I've been reading through Griffiths QM book, and the only thing bugging me is they never fully described what $\Psi^* $ should be for any given function. I know it's the complex conjugate at the same time I think I just need concrete examples to solidify it in my head.
What is the corresponding $\Psi^*$ for
\begin{align}
\Psi_n(x,t) =& \sqrt{2\over a} \sin{n\pi x\over a} e^{-iE_nt} \qquad \text{(Infinite square well)} \\
\Psi_0(x,t) = &{m\omega\over{\pi \hbar}}^{1/4} e^{-{m\omega\over{2\hbar}}x^2-iE_0t} \qquad \text{(Simple Harmonic Oscilator)}\\
\Psi_k(x,t) =& Ae^{i(kx-{hk^2\over{2m}}t)} \qquad \text{(Free Particle)}
\end{align}
I think the part that is bugging me is that for the two prior cases the conjugate only alters the time term, but in the last equation, we are also altering the position term. How exactly should I rationalize this and come up with a good generalized concept of what $\Psi^*$ is?
Best Answer
For every $x$ and $t$, $\Psi(x,t)$ is a complex number. $\Psi^*$ is the conjugate of that number, no more, no less.
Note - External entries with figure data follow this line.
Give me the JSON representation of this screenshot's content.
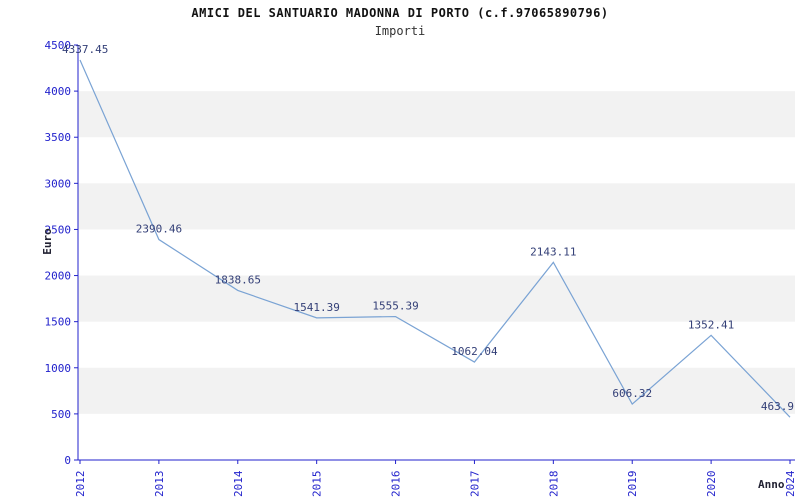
{
  "header": {
    "title": "AMICI DEL SANTUARIO MADONNA DI PORTO (c.f.97065890796)",
    "subtitle": "Importi"
  },
  "axes": {
    "y_label": "Euro",
    "x_label": "Anno"
  },
  "chart_data": {
    "type": "line",
    "title": "AMICI DEL SANTUARIO MADONNA DI PORTO (c.f.97065890796)",
    "subtitle": "Importi",
    "xlabel": "Anno",
    "ylabel": "Euro",
    "categories": [
      "2012",
      "2013",
      "2014",
      "2015",
      "2016",
      "2017",
      "2018",
      "2019",
      "2020",
      "2024"
    ],
    "values": [
      4337.45,
      2390.46,
      1838.65,
      1541.39,
      1555.39,
      1062.04,
      2143.11,
      606.32,
      1352.41,
      463.9
    ],
    "point_labels": [
      "4337.45",
      "2390.46",
      "1838.65",
      "1541.39",
      "1555.39",
      "1062.04",
      "2143.11",
      "606.32",
      "1352.41",
      "463.9"
    ],
    "ylim": [
      0,
      4500
    ],
    "ytick_step": 500,
    "ytick_labels": [
      "0",
      "500",
      "1000",
      "1500",
      "2000",
      "2500",
      "3000",
      "3500",
      "4000",
      "4500"
    ],
    "grid": "horizontal-alternating-bands",
    "legend_position": "none",
    "colors": {
      "line": "#7aa3d4",
      "tick_label": "#2222cc",
      "axis_line": "#2222cc",
      "point_label": "#333f77",
      "band": "#f2f2f2",
      "background": "#ffffff"
    }
  }
}
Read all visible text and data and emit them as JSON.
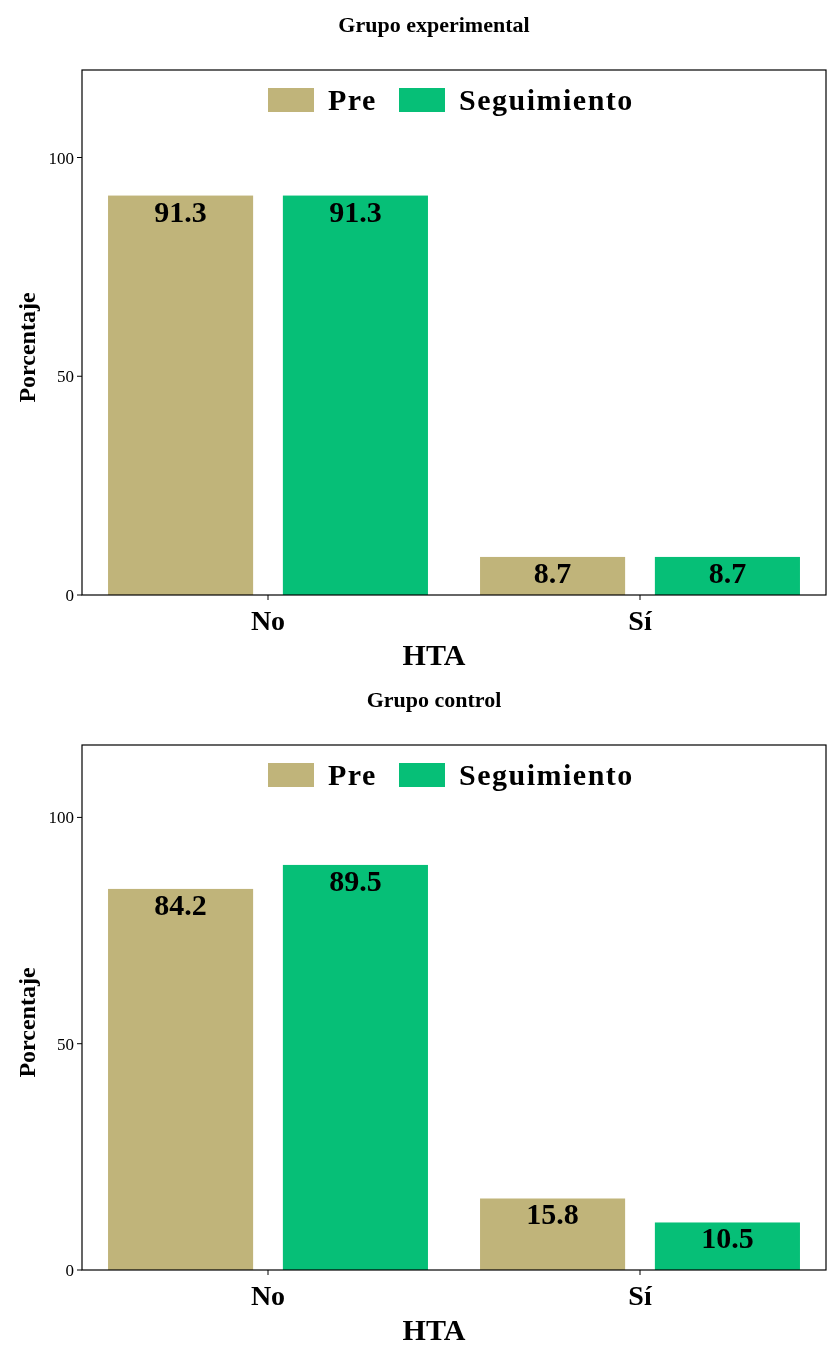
{
  "chart_data": [
    {
      "type": "bar",
      "title": "Grupo experimental",
      "xlabel": "HTA",
      "ylabel": "Porcentaje",
      "categories": [
        "No",
        "Sí"
      ],
      "series": [
        {
          "name": "Pre",
          "color": "#c0b47a",
          "values": [
            91.3,
            8.7
          ]
        },
        {
          "name": "Seguimiento",
          "color": "#06bf77",
          "values": [
            91.3,
            8.7
          ]
        }
      ],
      "ylim": [
        0,
        120
      ],
      "yticks": [
        0,
        50,
        100
      ],
      "data_labels": true,
      "legend": "top",
      "grid": false
    },
    {
      "type": "bar",
      "title": "Grupo control",
      "xlabel": "HTA",
      "ylabel": "Porcentaje",
      "categories": [
        "No",
        "Sí"
      ],
      "series": [
        {
          "name": "Pre",
          "color": "#c0b47a",
          "values": [
            84.2,
            15.8
          ]
        },
        {
          "name": "Seguimiento",
          "color": "#06bf77",
          "values": [
            89.5,
            10.5
          ]
        }
      ],
      "ylim": [
        0,
        116
      ],
      "yticks": [
        0,
        50,
        100
      ],
      "data_labels": true,
      "legend": "top",
      "grid": false
    }
  ]
}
The reason it seems like sometimes it's only the $t$ part that gets conjugated is simply that often it is the only part of the wavefunction that is complex. Let's use your examples:
$\Psi = \sqrt{\frac{2}{a}} \sin(\frac{n\pi x}{a})e^{-iE_n t}$. We want to calculate $\Psi^*$. Well, since the conjugate of the product of two numbers is the product of their conjugates (that is, $(zw)^* = z^* w^*$), let's do it step by step.
First we need to conjugate $\sqrt{\frac{2}{a}}$, but since it's a real number, it is equal to its conjugate. So we leave it alone and move on. Now we need to conjugate $\sin(\frac{n\pi x}{a})$, but again, this is a real number, because $\sin x$ is real whenever $x$ is real. The last part is $e^{-iE_n t}$. This is actually complex, so we need to conjugate it, and its conjugate is $e^{iE_n t}$. So putting it all together, we have $\Psi^* = \sqrt{\frac{2}{a}} \sin(\frac{n\pi x}{a})e^{iE_n t}$.
Notice how at no point did I say something like "$\sin(\frac{n\pi x}{a})$ depends on $x$ so it shouldn't be conjugated". This is because I don't care what $x$ and $t$ are; all I care about is whether something is real or complex; it just so happens that in your first two examples, only the part that depends on $t$ is complex. But in the free particle wavefunction, everything is complex, so you need to conjugate everything.